Foltervorwürfe gegen Großbritannien

Menschenrechtsorganisationen klagen vor UN-Ausschuß wegen Abschiebung und Mißhandlungen im Knast  ■ Von Ralf Sotscheck

Dublin (taz) — Vor dem UN-Ausschuß gegen Folter wurden gestern in Genf schwere Vorwürfe gegen die britische Regierung erhoben. Die Menschenrechtsorganisation „Charter 87“ erklärte, Großbritannien „ignoriert offenbar die Verpflichtung, Menschen in Gefahr zu schützen, auch wenn sie nicht als Flüchtlinge anerkannt werden“. Amnesty international beklagt Mißhandlungen an Gefangenen in Nordirland. „Charter 87“ bezog sich vor allem auf den Fall eines Flüchtlings aus Zaire, der seit seiner Ankunft vor 13 Monaten im Gefängnis sitzt. Als er am vergangenen Freitag in den Knast von Winchester verlegt wurde, um abgeschoben zu werden, trat er in den Hunger- und Durststreik. Der Afrikaner, dessen Name zu seinem eigenen Schutz geheimgehalten wird, erklärte, er sei in einem Gefängnis in Zaire als angeblicher „Rädelsführer bei einem politischen Streik“ gefoltert worden.

Die „Medizinische Stiftung zur Versorgung von Folteropfern“ bestätigte, daß die Verletzungen des Flüchtlings auf Hiebe mit einem metallbeschlagenen Gürtel und Ausdrücken von brennenden Zigaretten zurückzuführen seien.
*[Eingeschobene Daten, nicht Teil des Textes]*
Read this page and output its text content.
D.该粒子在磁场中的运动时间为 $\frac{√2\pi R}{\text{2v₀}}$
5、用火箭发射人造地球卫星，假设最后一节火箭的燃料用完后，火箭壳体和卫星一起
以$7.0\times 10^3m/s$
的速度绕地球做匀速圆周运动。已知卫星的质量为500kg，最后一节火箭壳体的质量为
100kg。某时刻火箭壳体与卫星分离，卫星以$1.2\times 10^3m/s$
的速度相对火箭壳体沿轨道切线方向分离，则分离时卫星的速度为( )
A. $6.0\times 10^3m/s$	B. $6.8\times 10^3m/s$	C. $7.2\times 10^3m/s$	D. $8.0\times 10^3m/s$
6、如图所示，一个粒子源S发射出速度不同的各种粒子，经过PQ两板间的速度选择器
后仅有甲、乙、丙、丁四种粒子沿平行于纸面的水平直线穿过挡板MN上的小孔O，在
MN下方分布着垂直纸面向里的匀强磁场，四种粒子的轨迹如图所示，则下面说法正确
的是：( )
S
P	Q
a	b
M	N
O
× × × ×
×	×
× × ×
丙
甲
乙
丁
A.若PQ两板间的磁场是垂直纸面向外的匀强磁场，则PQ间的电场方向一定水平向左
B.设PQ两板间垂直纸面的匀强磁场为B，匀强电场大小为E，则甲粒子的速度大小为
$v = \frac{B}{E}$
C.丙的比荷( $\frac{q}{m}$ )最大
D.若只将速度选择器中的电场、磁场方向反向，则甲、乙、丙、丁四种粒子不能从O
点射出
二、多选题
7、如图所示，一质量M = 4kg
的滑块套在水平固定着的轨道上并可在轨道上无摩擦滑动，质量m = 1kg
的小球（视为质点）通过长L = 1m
Außerdem gebe es Indizien dafür, daß der Mann sexuell gefoltert worden sei.

Dennoch hat das Innenministerium den Asylantrag abgelehnt, da der Mann nicht plausibel erklären konnte, wer die Gefängniswärter in Zaire bestochen und ihm zur Flucht nach Nigeria verholfen habe. Zwei weitere Flüchtlinge aus Zaire, die abgeschoben werden sollen, sind ebenfalls im Hungerstreik.

Auch ai äußerte in Genf scharfe Kritik an der britischen Regierung. Die Gefangenenhilfsorganisation warf der nordirischen Polizei vor, Untersuchungsgefangene im berüchtigten Verhörzentrum Castlereagh bei Belfast, das bereits in den 70er Jahren wiederholt im Kreuzfeuer der Kritik stand, schweren Mißhandlungen auszusetzen. Die Beschwerden haben sich seit dem Sommer drastisch erhöht. „Im Gegensatz zu internationalen Regeln wird den Untersuchungshäftlingen der sofortige Zugang zu Rechtsanwälten oder einem Richter sowie der Kontakt zu Verwandten verwehrt“, heißt es in dem ai-Bericht. Außerdem verstoße die Internierung von Gefangenen von bis zu 7 Tagen ohne Anklage gegen UN-Prinzipien. Es sei sehr besorgniserregend, daß die Anklage in 90 Prozent der Fälle, die dann vor ein Sondergericht ohne Geschworene kommen, einzig auf Geständnissen der Gefangenen beruhe.